Binding a named cache to a data source is done through its bindToCDB(path) method.

nc = newNamedCache("default")
nc:bindToCDB("path/to/file.cdb")

Calling bindToCDB on a named cache that is currently bound to a data source will result in the named cache's in-memory cache to be purged, and any open file descriptors to the previous data source will be closed.

In the event bindToCDB is called on a named cache that was previously populated with the loadFromCDB method, the in-memory cache will be purged.

Loading

Populating a named cache from a data source is done through its loadFromCDB(path) method:

nc = newNamedCache("default")
nc:loadFromCDB("path/to/file.cdb")

Calling loadFromCDB on a named cache that had been previously populated, will populate a new in-memory cache before purging the old one.

Querying

Basic lookups against a named cache can be done by its lookup(domain) method:

local result = getNamedCache("default"):lookup("www.example.net")

for k, v in pairs(result) do
  print(k, v)
end
Keeping it atomic

While this detail is hidden from the user, when a named cache's lookup method is called, it must operate on an atomically-loaded pointer to the in-memory cache, and on an atomically-loaded pointer to the data source (if need be). The use of atomic operations is incredibly important, as it can allow for the named cache's data source and/or in-memory cache to be swapped out, without blocking any queries.

Cache swapping

Regardless of whether a named cache has been loaded from, or bound to, its data source, at no point will the named cache ever block queries against itself.
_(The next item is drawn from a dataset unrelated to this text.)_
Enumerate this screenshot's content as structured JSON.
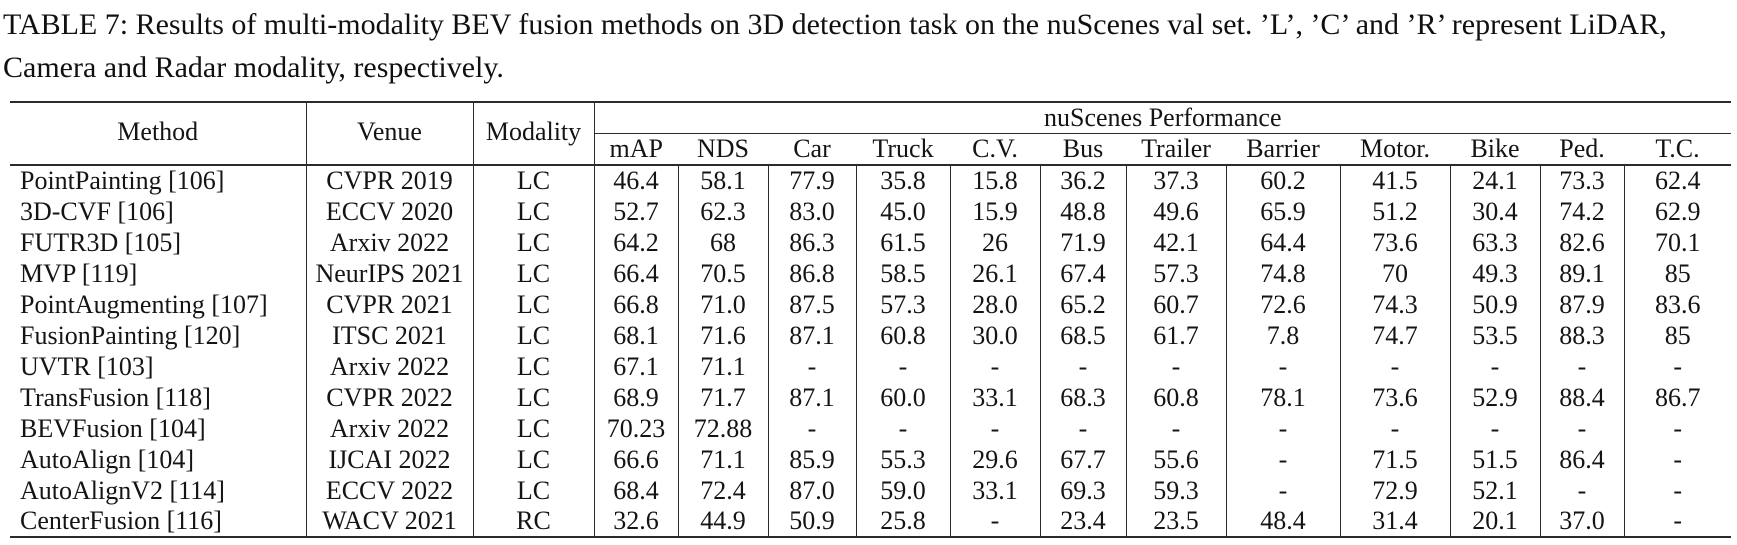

When a named cache that is currently bound to its data source is re-bound:

  • The new data source is "opened";
  • A pointer to the old data source is atomically loaded;
  • A mutex on the old data source should be locked to prevent any asynchronous lookup;
  • A pointer to the new data source is atomically stored in the named cache;
  • Any open file descriptors to the old data source are closed, and its mutex is unlocked;
  • A new, empty in-memory cache object is allocated;
  • A pointer to the named cache's current, in-memory cache is atomically loaded;
  • The named cache's pointer to its in-memory cache is atomically swapped so that it refers to the new cache;
  • The old in-memory cache is de-allocated;

When a named cache that is currently bound is loaded:

  • The new data source is opened;
  • A new in-memory cache object is allocated;
  • The new, in-memory cache object is populated from the new data source;
  • The named cache's pointer to its in-memory cache is swapped with a pointer to the new, in-memory cache;
  • The old in-memory cache is de-allocated;
  • The currently-bound data source is closed;

When a named cache that is currently loaded is bound:

  • A new, empty, in-memory cache object is allocated;
  • The named cache's data source pointer is atomically stored to refer to the new data source;
  • The named cache's in-memory cache pointer is swapped out to refer to the new in-memory cache object;
  • The old in-memory cache is de-allocated;

When a named cache that is currently loaded is re-loaded:

  • A new, empty, in-memory cache object is allocated;
  • The new in-memory cache is populated from the new data source;
  • The named cache's in-memory cache pointer is atomically swapped to refer to the new in-memory cache;
  • The old in-memory cache is de-allocated;

Regardless of whether a bound cache is being re-bound or loaded, or whether a loaded cache is being re-loaded or bound, there are several details that should hold true:

  • There may be an atomically-incremented and -decremented value to indicate the number of currently-active queries against the in-memory cache;
  • Similarly, keep track of the current number of queries against the data source;
  • Only when the in-memory cache's, or data source's, internal counter hits 0 (zero), can the old object be de-allocated.